Do końca fazy grupowej Ligi Mistrzów pozostały już tylko 3 kolejki. Nafciarze są już jedną nogą w kolejnym etapie rozgrywek, a dziś mogą przypieczętować awans. O zwycięstwo będzie jednak bardzo trudno.
Przeciwnikiem płocczan będzie naszpikowany gwiazdami Telekom Veszprem. Podopieczni Piotra Przybeckiego w poprzedniej rundzie zdołali wyrwać jeden punkt węgierskiemu zespołowi, remisując z nim w Orlen Arenie. Z tamtego pojedynku kibice zapamiętali fantastyczną obronę karnego Rodrigo Corallesa w ostatniej akcji meczu. Tym razem szansę występu w bramce obok Rodrigo dostanie Adam Morawski. Bohater ostatniego meczu Ligi Mistrzów w Orlen Arenie z Silkeborgiem, Marcin Wichary decyzją trenera pozostał w Płocku.
- Zdaję sobie sprawę, że Veszprém ma w swoim składzie wielu utytułowanych graczy, ale na boisku są to dla mnie po prostu ludzie, którym trzeba stawić czoła - mówił na łamach oficjalnej strony Wisły - Tomasz Gębala. - Szacunek, owszem, musi być dla każdego przeciwnika, ale na pewno nie bojaźń. Nasze założenia się nie zmieniają – jedziemy szukać swojej szansy na zwycięstwo. Być może rzeczywiście ta presja z racji tego, że nie jesteśmy faworytem jest mniejsza, ale akurat mi to odpowiada, gdyż wówczas mogę grać na większym luzie, bez niepotrzebnej nerwowości.
Tak jak wspomniał rozgrywający zespołu z Płocka - Wisła nie jest faworytem. Można to uznać za atut, bo wicemistrzowie Polski już nie raz pokazywali się z bardzo dobrej strony w starciu z dużo wyżej notowanymi rywalami, którzy na papierze byli zdecydowanie mocniejszą drużyną. Nafciarze szczególną uwagę będą musieli zwrócić na rozgrywającego Arona Palmarsona i Renato Sulicia. Islandczyk i Chorwat w pierwszym starciu w Płocku razem zdobyli 15 bramek dla swojej drużyny.

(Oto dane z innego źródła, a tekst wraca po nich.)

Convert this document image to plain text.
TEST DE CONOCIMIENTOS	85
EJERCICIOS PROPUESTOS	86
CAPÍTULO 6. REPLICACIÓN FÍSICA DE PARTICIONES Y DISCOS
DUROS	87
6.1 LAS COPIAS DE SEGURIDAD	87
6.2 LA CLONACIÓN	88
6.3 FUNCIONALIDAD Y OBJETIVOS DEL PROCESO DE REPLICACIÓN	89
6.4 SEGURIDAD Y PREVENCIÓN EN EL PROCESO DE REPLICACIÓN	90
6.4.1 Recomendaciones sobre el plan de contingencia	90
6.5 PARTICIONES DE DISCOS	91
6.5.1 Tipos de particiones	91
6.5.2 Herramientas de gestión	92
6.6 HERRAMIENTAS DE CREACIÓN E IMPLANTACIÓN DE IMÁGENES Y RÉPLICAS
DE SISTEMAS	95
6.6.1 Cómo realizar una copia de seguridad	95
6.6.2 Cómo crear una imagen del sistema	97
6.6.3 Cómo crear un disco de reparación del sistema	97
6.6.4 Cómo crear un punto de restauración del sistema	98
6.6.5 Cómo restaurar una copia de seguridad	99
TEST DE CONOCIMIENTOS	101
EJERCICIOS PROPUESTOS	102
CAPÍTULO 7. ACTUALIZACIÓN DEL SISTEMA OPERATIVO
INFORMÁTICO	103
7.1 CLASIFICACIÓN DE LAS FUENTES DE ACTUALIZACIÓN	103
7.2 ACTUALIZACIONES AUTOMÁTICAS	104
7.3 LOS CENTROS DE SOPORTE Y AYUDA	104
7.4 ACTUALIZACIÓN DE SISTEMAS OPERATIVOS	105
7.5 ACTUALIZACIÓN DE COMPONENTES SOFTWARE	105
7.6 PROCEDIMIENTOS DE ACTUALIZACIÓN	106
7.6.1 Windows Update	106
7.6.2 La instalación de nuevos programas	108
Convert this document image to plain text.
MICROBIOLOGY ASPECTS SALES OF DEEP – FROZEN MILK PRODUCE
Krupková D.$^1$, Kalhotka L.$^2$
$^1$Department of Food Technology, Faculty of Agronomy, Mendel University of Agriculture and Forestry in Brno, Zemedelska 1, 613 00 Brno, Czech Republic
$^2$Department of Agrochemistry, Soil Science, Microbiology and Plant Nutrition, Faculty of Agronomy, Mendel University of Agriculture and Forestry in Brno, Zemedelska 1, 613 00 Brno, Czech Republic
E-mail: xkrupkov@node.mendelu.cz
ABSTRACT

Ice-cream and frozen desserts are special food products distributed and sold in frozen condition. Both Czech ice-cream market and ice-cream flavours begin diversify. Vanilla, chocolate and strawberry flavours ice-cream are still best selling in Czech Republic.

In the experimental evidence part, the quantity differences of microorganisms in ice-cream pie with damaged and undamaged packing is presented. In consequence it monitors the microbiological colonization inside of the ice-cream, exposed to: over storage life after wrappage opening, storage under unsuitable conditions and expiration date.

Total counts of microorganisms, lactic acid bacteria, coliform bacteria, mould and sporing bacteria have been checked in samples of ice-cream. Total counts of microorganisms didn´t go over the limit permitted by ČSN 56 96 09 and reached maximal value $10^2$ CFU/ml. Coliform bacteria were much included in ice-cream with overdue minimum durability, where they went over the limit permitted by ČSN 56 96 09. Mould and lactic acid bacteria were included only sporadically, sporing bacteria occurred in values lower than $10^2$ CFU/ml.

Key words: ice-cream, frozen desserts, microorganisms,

Celem Madziarów jest obrona 3. miejsca w tabeli. Gospodarze sobotniego spotkania nie mają już większych szans na wyższą pozycję. Dla niebiesko-biało-niebieskich każdy punkt będzie krokiem milowym do zajęcia 6. lokaty na koniec rozgrywek i awansu do TOP16.
Sytuacja kadrowa drużyny z Mazowsza póki co się nie zmienia. Trener Piotr Przybecki zabrał ze sobą szesnastu zawodników. Tym razem sztab szkoleniowy podjął decyzję o włączeniu do meczowej szesnastki Adama Morawskiego i Mateusza Piechowskiego. W Płocku zostali natomiast Marcin Wichary, Zbigniew Kwiatkowski oraz kontuzjowany Jose Guiherme de Toledo.
Problemem Wisły jest brak czasu na odpowiednie przygotowanie się do pojedynku. Nafciarze po powrocie z Puław odbyli tylko jeden trening, dzień później wyruszyli do Węgier.
Początek spotkania dziś o godzinie 17:00. Transmisję przeprowadzi Canal+Sport, relacja tekstowa dostępna będzie na live.sprwislaplock.pl.